“Girls who are boys
Who like boys to be girls
Who do boys like they’re girls
Who do girls like they’re boys
Always should be someone you really love…”

-Blur “Girls & Boys”

One of the first things Dr. O’C said when she found out she was pregnant (after she stopped crying) was: “I don’t want to know the sex of the baby.” Now, I disagreed, but in the six plus years we’ve been together I’ve learned to pick my battles. In this case, I was planning for a battle over surnames, one I thankfully didn’t have to fight. At any rate, Dr. O’C reckoned that the sex of the baby was the only surprise available in pregnancy and childbirth and thus, she wanted to keep it that way. Seems to me and my limited knowledge of physics that having a small human come out of you could be pretty surprising, but again picking battles.

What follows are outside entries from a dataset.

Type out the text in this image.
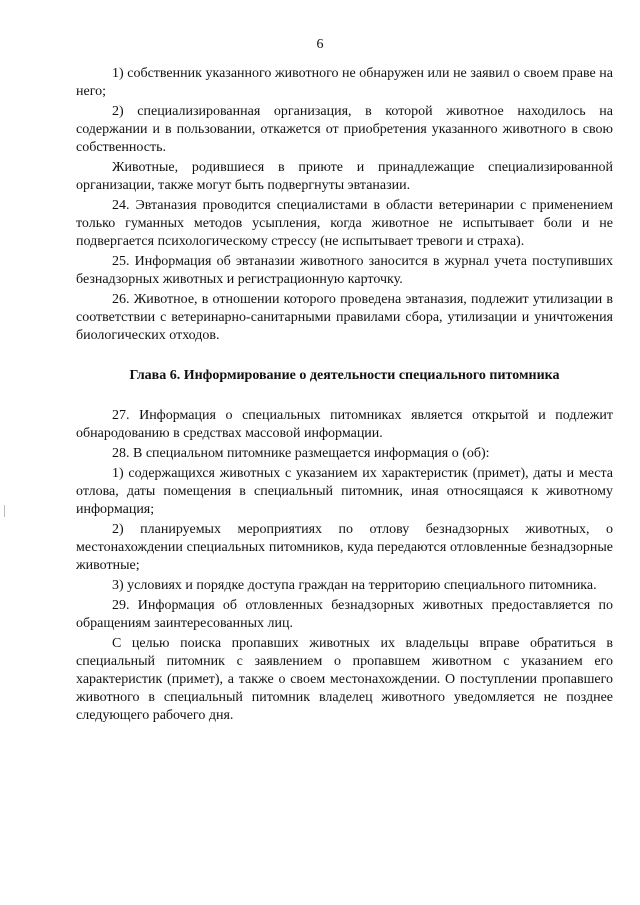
6

1) собственник указанного животного не обнаружен или не заявил о своем праве на него;

2) специализированная организация, в которой животное находилось на содержании и в пользовании, откажется от приобретения указанного животного в свою собственность.

Животные, родившиеся в приюте и принадлежащие специализированной организации, также могут быть подвергнуты эвтаназии.

24. Эвтаназия проводится специалистами в области ветеринарии с применением только гуманных методов усыпления, когда животное не испытывает боли и не подвергается психологическому стрессу (не испытывает тревоги и страха).

25. Информация об эвтаназии животного заносится в журнал учета поступивших безнадзорных животных и регистрационную карточку.

26. Животное, в отношении которого проведена эвтаназия, подлежит утилизации в соответствии с ветеринарно-санитарными правилами сбора, утилизации и уничтожения биологических отходов.

Глава 6. Информирование о деятельности специального питомника

27. Информация о специальных питомниках является открытой и подлежит обнародованию в средствах массовой информации.

28. В специальном питомнике размещается информация о (об):

1) содержащихся животных с указанием их характеристик (примет), даты и места отлова, даты помещения в специальный питомник, иная относящаяся к животному информация;

2) планируемых мероприятиях по отлову безнадзорных животных, о местонахождении специальных питомников, куда передаются отловленные безнадзорные животные;

3) условиях и порядке доступа граждан на территорию специального питомника.

29. Информация об отловленных безнадзорных животных предоставляется по обращениям заинтересованных лиц.

С целью поиска пропавших животных их владельцы вправе обратиться в специальный питомник с заявлением о пропавшем животном с указанием его характеристик (примет), а также о своем местонахождении. О поступлении пропавшего животного в специальный питомник владелец животного уведомляется не позднее следующего рабочего дня.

I have not fought the battle, but I have been doing subtle reconnaisance. During both of the scans I was looking hard for the presence or absence of sex determining organs. There are several websites that offer hints on how to determine the sex of your baby. Everyone who has ever borne a child or known someone who has borne a child has a little tip about how to determine sex. A very colorful woman with whom I work is always asking me – “Which way is she growing, wider or further out, that will tell you the sex.” Because Dr. O’C reads this blog, its best that I not reveal my answer.

One of the more entertaining ways we’ve used to attempt to divine the sex of the baby is Turkish gypsy magic. One of our friends who is Turkish, but not to my knowledge a gypsy, remembered an old-wives tale that says if you dangle a ring on a string over the pregnant woman’s bump, the motion of the ring will tell you the sex of the child. Up and down means boy and circular motion means girl, or vice versa. As you can see in the picture above, Dr. O’C subjected herself to this and revealed that the baby is in fact a girl. So your shopping may now begin. Oh, and if your curious, K, our friends’ four year old daughter, is having a boy.

I’m often asked which I would prefer, and with the knowledge that the Turkish gypsy magic may be slightly inaccurate and my son may one day read this, my honest answer to that is I would prefer a girl. This is primarily because nearly all girls are Daddy’s girls and who doesn’t want to be the favorite parent.

That being said, it doesn’t really matter. I am absolutely thrilled either way. As long as he/she has his/her mother’s nose, I’m happy. And her eyes, probably mouth, and hopefully her hair…

I’d like to point out, that recently the decisive Dr. O’Connell has begun to wish that we did know the sex of the baby so we could buy the right color muslins or something. I always win.